A TV news reporter and photographer came to the door, and Rose called for Jacques. He let them in. They were eager to know what he was up to on his first full day of freedom. They wanted to know what he had eaten that morning for breakfast. They asked to take their camera upstairs to see the exact spot where he had slept his first night back.

“Nah, I’m not going to show you that. C’mon,” Jacques told them, defensive and annoyed.
“What’s your next move?” the TV reporter had wanted to know.

Jacques was bewildered. He was busy contemplating that very question as friends and family poured in for visits. They would sit and talk under a canopy in the back yard. His kids came by. Not all at once, but one by one. Jacques’ mind continued to race through the constant activity surrounding him.

What was his next move?

“INMATE J-A-C-Q-U-E-S  R-I-V-E-R-A, register number B-0-4-4-3-1 has been released…”

The phone recording, he presumed from the Department of Corrections, hit his mother’s answering machine about twice a day for the first few days he was home.

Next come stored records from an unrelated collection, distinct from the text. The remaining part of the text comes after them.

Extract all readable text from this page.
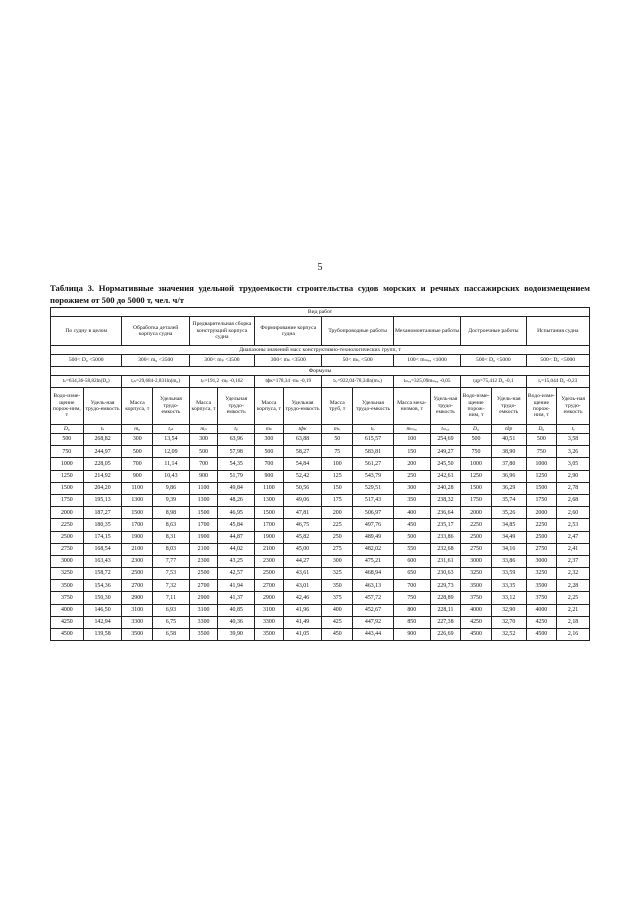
5
Таблица 3. Нормативные значения удельной трудоемкости строительства судов морских и речных пассажирских водоизмещением порожнем от 500 до 5000 т, чел. ч/т
Вид работ															
По судну в целом		Обработка деталей корпуса судна		Предварительная сборка конструкций корпуса судна		Формирование корпуса судна		Трубопроводные работы		Механомонтажные работы		Достроечные работы		Испытания судна	
Диапазоны значений масс конструктивно-технологических групп, т															
500< D₀ <5000		300< m₀ <3500		300< mₚ <3500		300< mₖ <3500		50< mₜᵣ <500		100< mₘₑₓ <1000		500< D₀ <5000		500< D₀ <5000	
Формулы															
tₛ=634,36-58,82ln(D₀)		tₒₖ=29,684-2,831ln(m₀)		tₚ=191,2 ·mₚ -0,162		tфк=178,34 ·mₖ -0,19		tₜᵣ=922,04-78,34ln(mₜᵣ)		tₘₑₓ=325,09mₘₑₓ -0,05		tдр=75,412 D₀ -0,1		tₑ=15,044 D₀ -0,23	
Водо-изме-щение порож-ним, т	Удель-ная трудо-емкость	Масса корпуса, т	Удельная трудо-емкость	Масса корпуса, т	Удельная трудо-емкость	Масса корпуса, т	Удельная трудо-емкость	Масса труб, т	Удельная трудо-емкость	Масса меха-низмов, т	Удель-ная трудо-емкость	Водо-изме-щение порож-ним, т	Удель-ная трудо-емкость	Водо-изме-щение порож-ним, т	Удель-ная трудо-емкость
D₀	tₛ	m₀	tₒₖ	mₚ	tₚ	mₖ	tфк	mₜᵣ	tₜᵣ	mₘₑₓ	tₘₑₓ	D₀	tдр	D₀	tₑ
500	268,82	300	13,54	300	63,96	300	63,88	50	615,57	100	254,69	500	40,51	500	3,58
750	244,97	500	12,09	500	57,98	500	58,27	75	583,81	150	249,27	750	38,90	750	3,26
1000	228,05	700	11,14	700	54,35	700	54,84	100	561,27	200	245,50	1000	37,80	1000	3,05
1250	214,92	900	10,43	900	51,79	900	52,42	125	543,79	250	242,61	1250	36,96	1250	2,90
1500	204,20	1100	9,86	1100	49,84	1100	50,56	150	529,51	300	240,28	1500	36,29	1500	2,78
1750	195,13	1300	9,39	1300	48,26	1300	49,06	175	517,43	350	238,32	1750	35,74	1750	2,68
2000	187,27	1500	8,98	1500	46,95	1500	47,81	200	506,97	400	236,64	2000	35,26	2000	2,60
2250	180,35	1700	8,63	1700	45,84	1700	46,75	225	497,76	450	235,17	2250	34,85	2250	2,53
2500	174,15	1900	8,31	1900	44,87	1900	45,82	250	489,49	500	233,86	2500	34,49	2500	2,47
2750	168,54	2100	8,03	2100	44,02	2100	45,00	275	482,02	550	232,68	2750	34,16	2750	2,41
3000	163,43	2300	7,77	2300	43,25	2300	44,27	300	475,21	600	231,61	3000	33,86	3000	2,37
3250	158,72	2500	7,53	2500	42,57	2500	43,61	325	468,94	650	230,63	3250	33,59	3250	2,32
3500	154,36	2700	7,32	2700	41,94	2700	43,01	350	463,13	700	229,73	3500	33,35	3500	2,28
3750	150,30	2900	7,11	2900	41,37	2900	42,46	375	457,72	750	228,89	3750	33,12	3750	2,25
4000	146,50	3100	6,93	3100	40,85	3100	41,96	400	452,67	800	228,11	4000	32,90	4000	2,21
4250	142,94	3300	6,75	3300	40,36	3300	41,49	425	447,92	850	227,38	4250	32,70	4250	2,18
4500	139,58	3500	6,58	3500	39,90	3500	41,05	450	443,44	900	226,69	4500	32,52	4500	2,16
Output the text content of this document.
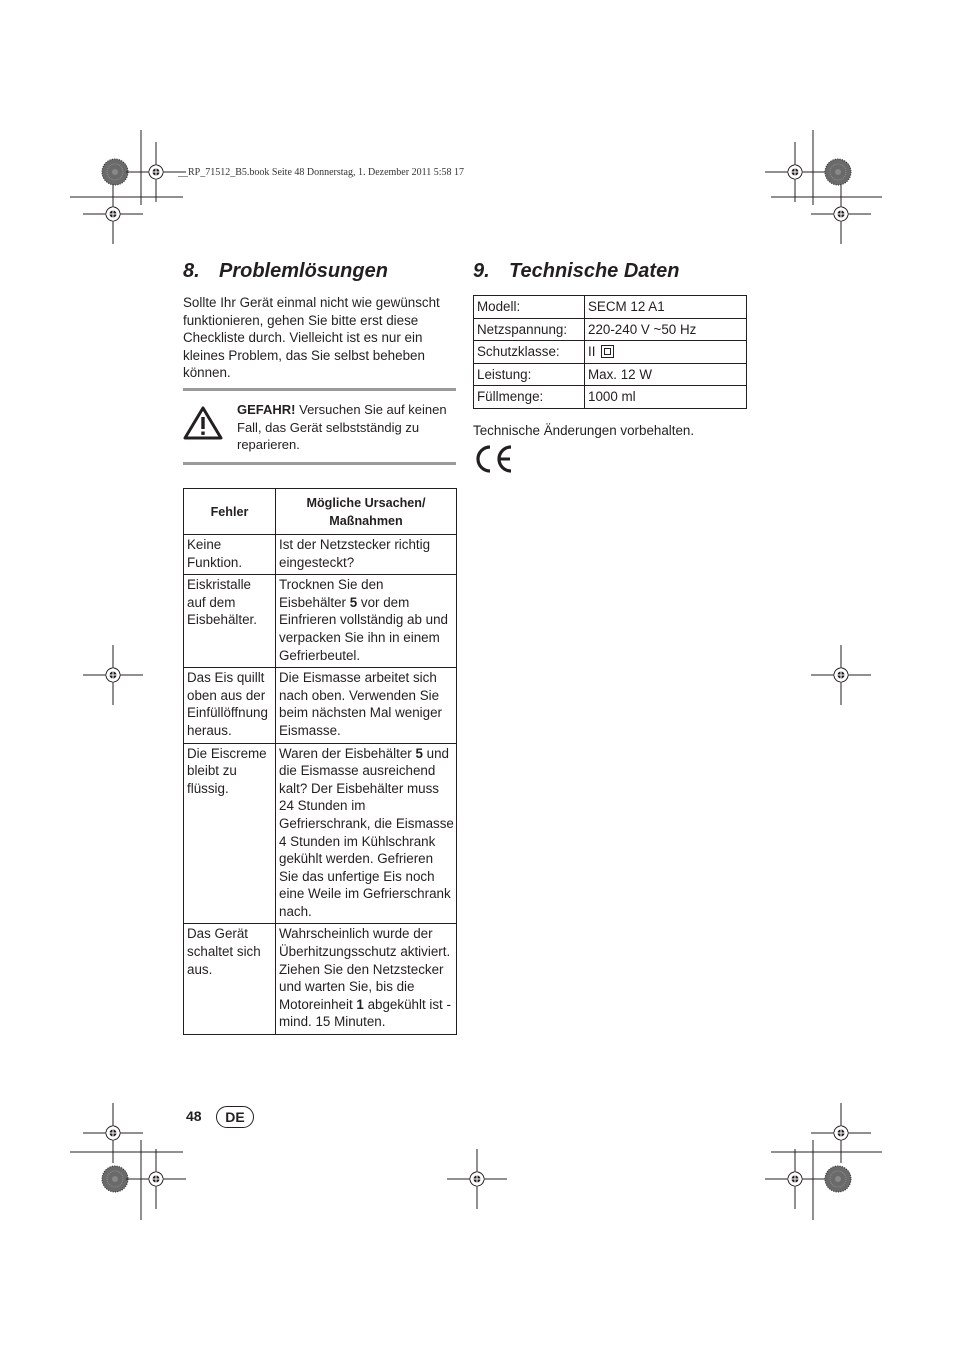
__RP_71512_B5.book Seite 48 Donnerstag, 1. Dezember 2011 5:58 17
8. Problemlösungen
Sollte Ihr Gerät einmal nicht wie gewünscht funktionieren, gehen Sie bitte erst diese Checkliste durch. Vielleicht ist es nur ein kleines Problem, das Sie selbst beheben können.
GEFAHR! Versuchen Sie auf keinen Fall, das Gerät selbstständig zu reparieren.
Fehler	Mögliche Ursachen/ Maßnahmen
Keine Funktion.	Ist der Netzstecker richtig eingesteckt?
Eiskristalle auf dem Eisbehälter.	Trocknen Sie den Eisbehälter 5 vor dem Einfrieren vollständig ab und verpacken Sie ihn in einem Gefrierbeutel.
Das Eis quillt oben aus der Einfüllöffnung heraus.	Die Eismasse arbeitet sich nach oben. Verwenden Sie beim nächsten Mal weniger Eismasse.
Die Eiscreme bleibt zu flüssig.	Waren der Eisbehälter 5 und die Eismasse ausreichend kalt? Der Eisbehälter muss 24 Stunden im Gefrierschrank, die Eismasse 4 Stunden im Kühlschrank gekühlt werden. Gefrieren Sie das unfertige Eis noch eine Weile im Gefrierschrank nach.
Das Gerät schaltet sich aus.	Wahrscheinlich wurde der Überhitzungsschutz aktiviert. Ziehen Sie den Netzstecker und warten Sie, bis die Motoreinheit 1 abgekühlt ist - mind. 15 Minuten.
9. Technische Daten
Modell:	SECM 12 A1
Netzspannung:	220-240 V ~50 Hz
Schutzklasse:	II
Leistung:	Max. 12 W
Füllmenge:	1000 ml
Technische Änderungen vorbehalten.
48	DE
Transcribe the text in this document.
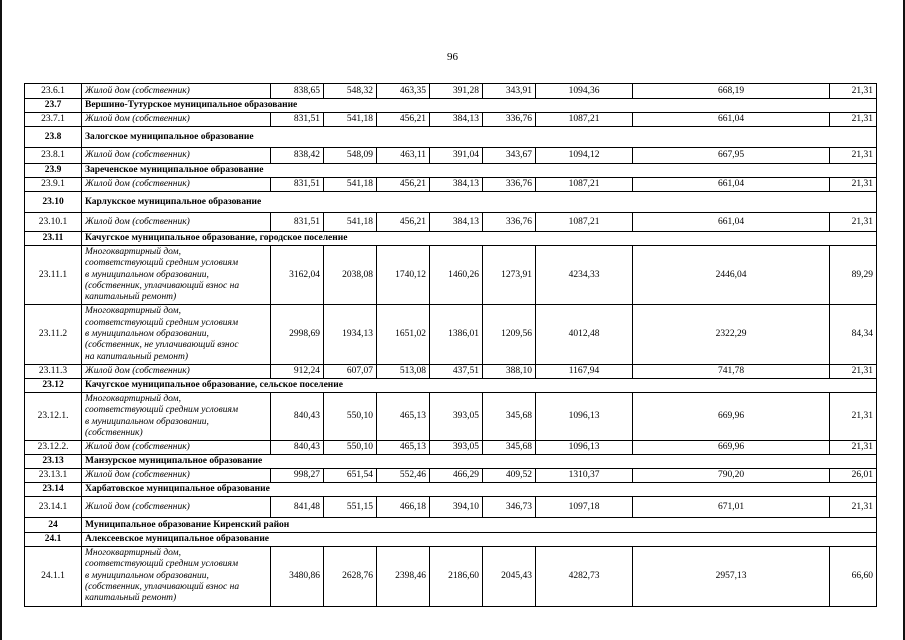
96
23.6.1	Жилой дом (собственник)	838,65	548,32	463,35	391,28	343,91	1094,36	668,19	21,31
23.7	Вершино-Тутурское муниципальное образование								
23.7.1	Жилой дом (собственник)	831,51	541,18	456,21	384,13	336,76	1087,21	661,04	21,31
23.8	Залогское муниципальное образование								
23.8.1	Жилой дом (собственник)	838,42	548,09	463,11	391,04	343,67	1094,12	667,95	21,31
23.9	Зареченское муниципальное образование								
23.9.1	Жилой дом (собственник)	831,51	541,18	456,21	384,13	336,76	1087,21	661,04	21,31
23.10	Карлукское муниципальное образование								
23.10.1	Жилой дом (собственник)	831,51	541,18	456,21	384,13	336,76	1087,21	661,04	21,31
23.11	Качугское муниципальное образование, городское поселение								
23.11.1	Многоквартирный дом,
соответствующий средним условиям
в муниципальном образовании,
(собственник, уплачивающий взнос на
капитальный ремонт)	3162,04	2038,08	1740,12	1460,26	1273,91	4234,33	2446,04	89,29
23.11.2	Многоквартирный дом,
соответствующий средним условиям
в муниципальном образовании,
(собственник, не уплачивающий взнос
на капитальный ремонт)	2998,69	1934,13	1651,02	1386,01	1209,56	4012,48	2322,29	84,34
23.11.3	Жилой дом (собственник)	912,24	607,07	513,08	437,51	388,10	1167,94	741,78	21,31
23.12	Качугское муниципальное образование, сельское поселение								
23.12.1.	Многоквартирный дом,
соответствующий средним условиям
в муниципальном образовании,
(собственник)	840,43	550,10	465,13	393,05	345,68	1096,13	669,96	21,31
23.12.2.	Жилой дом (собственник)	840,43	550,10	465,13	393,05	345,68	1096,13	669,96	21,31
23.13	Манзурское муниципальное образование								
23.13.1	Жилой дом (собственник)	998,27	651,54	552,46	466,29	409,52	1310,37	790,20	26,01
23.14	Харбатовское муниципальное образование								
23.14.1	Жилой дом (собственник)	841,48	551,15	466,18	394,10	346,73	1097,18	671,01	21,31
24	Муниципальное образование Киренский район								
24.1	Алексеевское муниципальное образование								
24.1.1	Многоквартирный дом,
соответствующий средним условиям
в муниципальном образовании,
(собственник, уплачивающий взнос на
капитальный ремонт)	3480,86	2628,76	2398,46	2186,60	2045,43	4282,73	2957,13	66,60
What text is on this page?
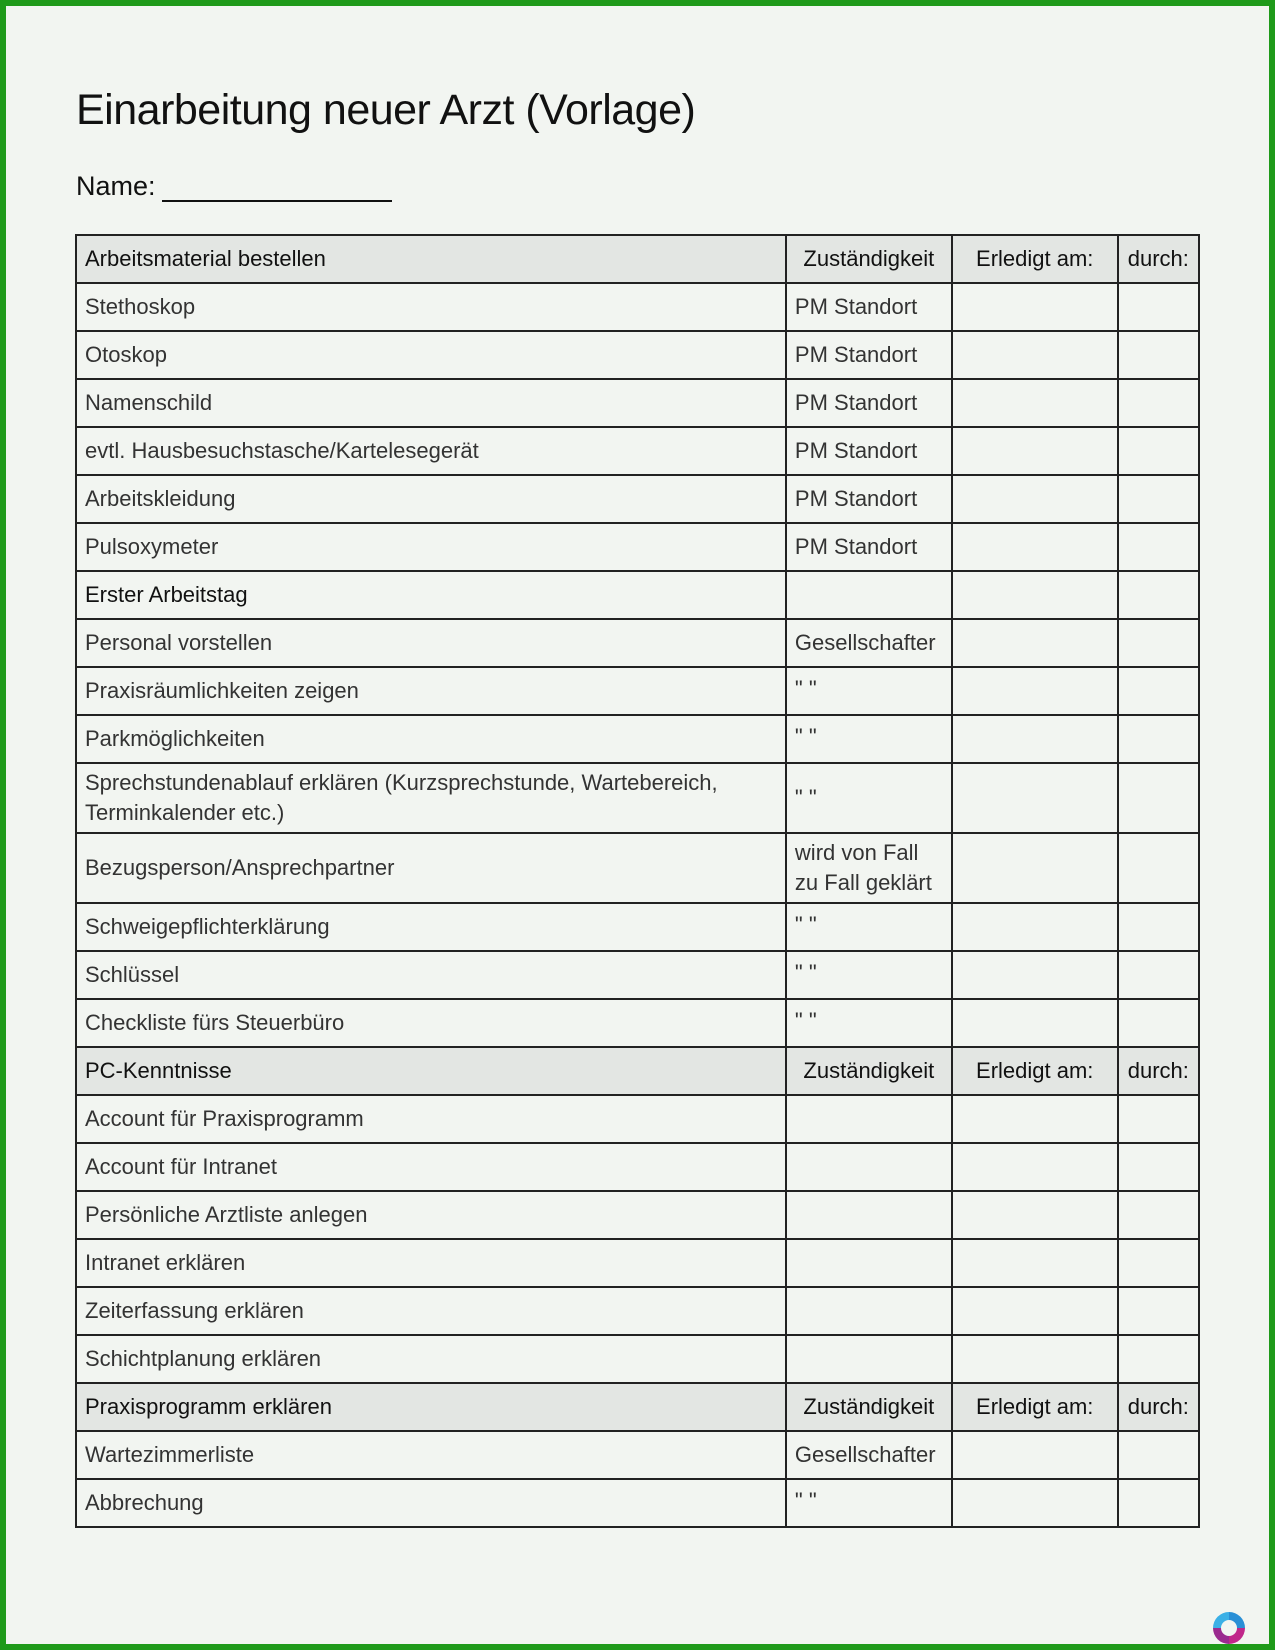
Einarbeitung neuer Arzt (Vorlage)
Name:
Arbeitsmaterial bestellen	Zuständigkeit	Erledigt am:	durch:
Stethoskop	PM Standort		
Otoskop	PM Standort		
Namenschild	PM Standort		
evtl. Hausbesuchstasche/Kartelesegerät	PM Standort		
Arbeitskleidung	PM Standort		
Pulsoxymeter	PM Standort		
Erster Arbeitstag			
Personal vorstellen	Gesellschafter		
Praxisräumlichkeiten zeigen	" "		
Parkmöglichkeiten	" "		
Sprechstundenablauf erklären (Kurzsprechstunde, Wartebereich, Terminkalender etc.)	" "		
Bezugsperson/Ansprechpartner	wird von Fall zu Fall geklärt		
Schweigepflichterklärung	" "		
Schlüssel	" "		
Checkliste fürs Steuerbüro	" "		
PC-Kenntnisse	Zuständigkeit	Erledigt am:	durch:
Account für Praxisprogramm			
Account für Intranet			
Persönliche Arztliste anlegen			
Intranet erklären			
Zeiterfassung erklären			
Schichtplanung erklären			
Praxisprogramm erklären	Zuständigkeit	Erledigt am:	durch:
Wartezimmerliste	Gesellschafter		
Abbrechung	" "		
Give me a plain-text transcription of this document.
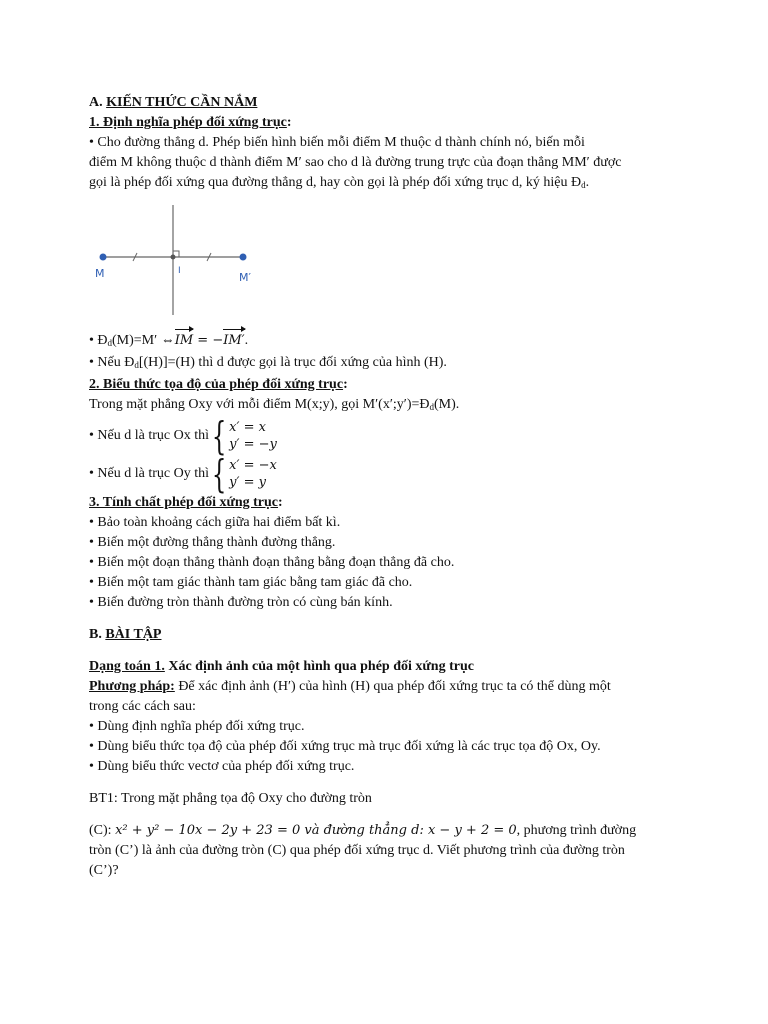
A. KIẾN THỨC CẦN NẮM

1. Định nghĩa phép đối xứng trục:

• Cho đường thẳng d. Phép biến hình biến mỗi điểm M thuộc d thành chính nó, biến mỗi

điểm M không thuộc d thành điểm M′ sao cho d là đường trung trực của đoạn thẳng MM′ được

gọi là phép đối xứng qua đường thẳng d, hay còn gọi là phép đối xứng trục d, ký hiệu $Đ_d$.

M	I	M′

• $Đ_d(M)=M'$ ⇔IM = −IM′.

• Nếu $Đ_d[(H)]=(H)$ thì d được gọi là trục đối xứng của hình (H).

2. Biểu thức tọa độ của phép đối xứng trục:

Trong mặt phẳng Oxy với mỗi điểm M(x;y), gọi $M'(x';y')=Đ_d(M)$.

• Nếu d là trục Ox thì { x′ = x
y′ = −y

• Nếu d là trục Oy thì { x′ = −x
y′ = y

3. Tính chất phép đối xứng trục:

• Bảo toàn khoảng cách giữa hai điểm bất kì.

• Biến một đường thẳng thành đường thẳng.

• Biến một đoạn thẳng thành đoạn thẳng bằng đoạn thẳng đã cho.

• Biến một tam giác thành tam giác bằng tam giác đã cho.

• Biến đường tròn thành đường tròn có cùng bán kính.

B. BÀI TẬP

Dạng toán 1. Xác định ảnh của một hình qua phép đối xứng trục

Phương pháp: Để xác định ảnh (H′) của hình (H) qua phép đối xứng trục ta có thể dùng một

trong các cách sau:

• Dùng định nghĩa phép đối xứng trục.

• Dùng biểu thức tọa độ của phép đối xứng trục mà trục đối xứng là các trục tọa độ Ox, Oy.

• Dùng biểu thức vectơ của phép đối xứng trục.

BT1: Trong mặt phẳng tọa độ Oxy cho đường tròn

(C): x² + y² − 10x − 2y + 23 = 0 và đường thẳng d: x − y + 2 = 0, phương trình đường

tròn (C’) là ảnh của đường tròn (C) qua phép đối xứng trục d. Viết phương trình của đường tròn

(C’)?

He was no longer B04431. He was Jacques Rivera, exoneree.

The title got him a free breakfast at IHOP. He was there with his sister Rose and his son Richard, looking over the newspaper article about himself.

“Wow, look! You’re in the paper!” Rose said.

The manager swung by the table, saw the picture in the paper and looked up, realizing it was Jacques.

“You know what?” the manager said. “You don’t have to pay for your meal today. Good luck to you.”

The star treatment followed Jacques when he tried to get his state ID without any documentation. No proof of address or bill in his name.

“I don’t have nothing like that,” Jacques said, pulling out the Chicago Sun-Times article about his wrongful incarceration and release.

The government employee left for a minute and came back.

“We’d be more than happy to give you your ID,” she said, directing him to the front of the line.

ROSE WATCHED HIM. He was sitting on her front porch.

“What are you doing?”

“Just sitting on the front porch.”

“OK. Just sit on the front porch.”

It was as far from home as he would go by himself.

“It was literally like having an infant child,” Rose says.

He stayed indoors and watched sports on TV. Rose had to teach him how to use a remote control again. He was overwhelmed by the number of stations.

Rose would ask him things, like, “You want to go to Subway?”

“What’s Subway?”

She showed him her iPad.

“What’s this?”

He continued to secure Rose’s building, locking windows and doors around him, behind him. He felt like someone was watching him. Like someone was coming after him.

By the third day, Jacques was so troubled by what seemed like a lack of security and by the decisions and responsibilities of a free man that he was almost ready to go back to Stateville Correctional Center.

“I was comfortable. That was my home for 21 years,” he says. “Came at me too soon. It was all the hype.”

A WEEK OR TWO LATER he ventured out on his own. He didn’t go far. He went to the Laundromat a block away.

In prison, he used to wash his underwear, t-shirts and socks by hand. He would scrub them in the shower or in his cell because he didn’t want them thrown in with everyone else’s uniforms.

At the Laundromat, he put his dirty clothes in the washer. He added household detergent and some coins. Jacques stopped to take it all in, the simplicity of washing his own clothes coupled with the magnitude of his newfound freedom.

He hit the start button and watched as the machine took off.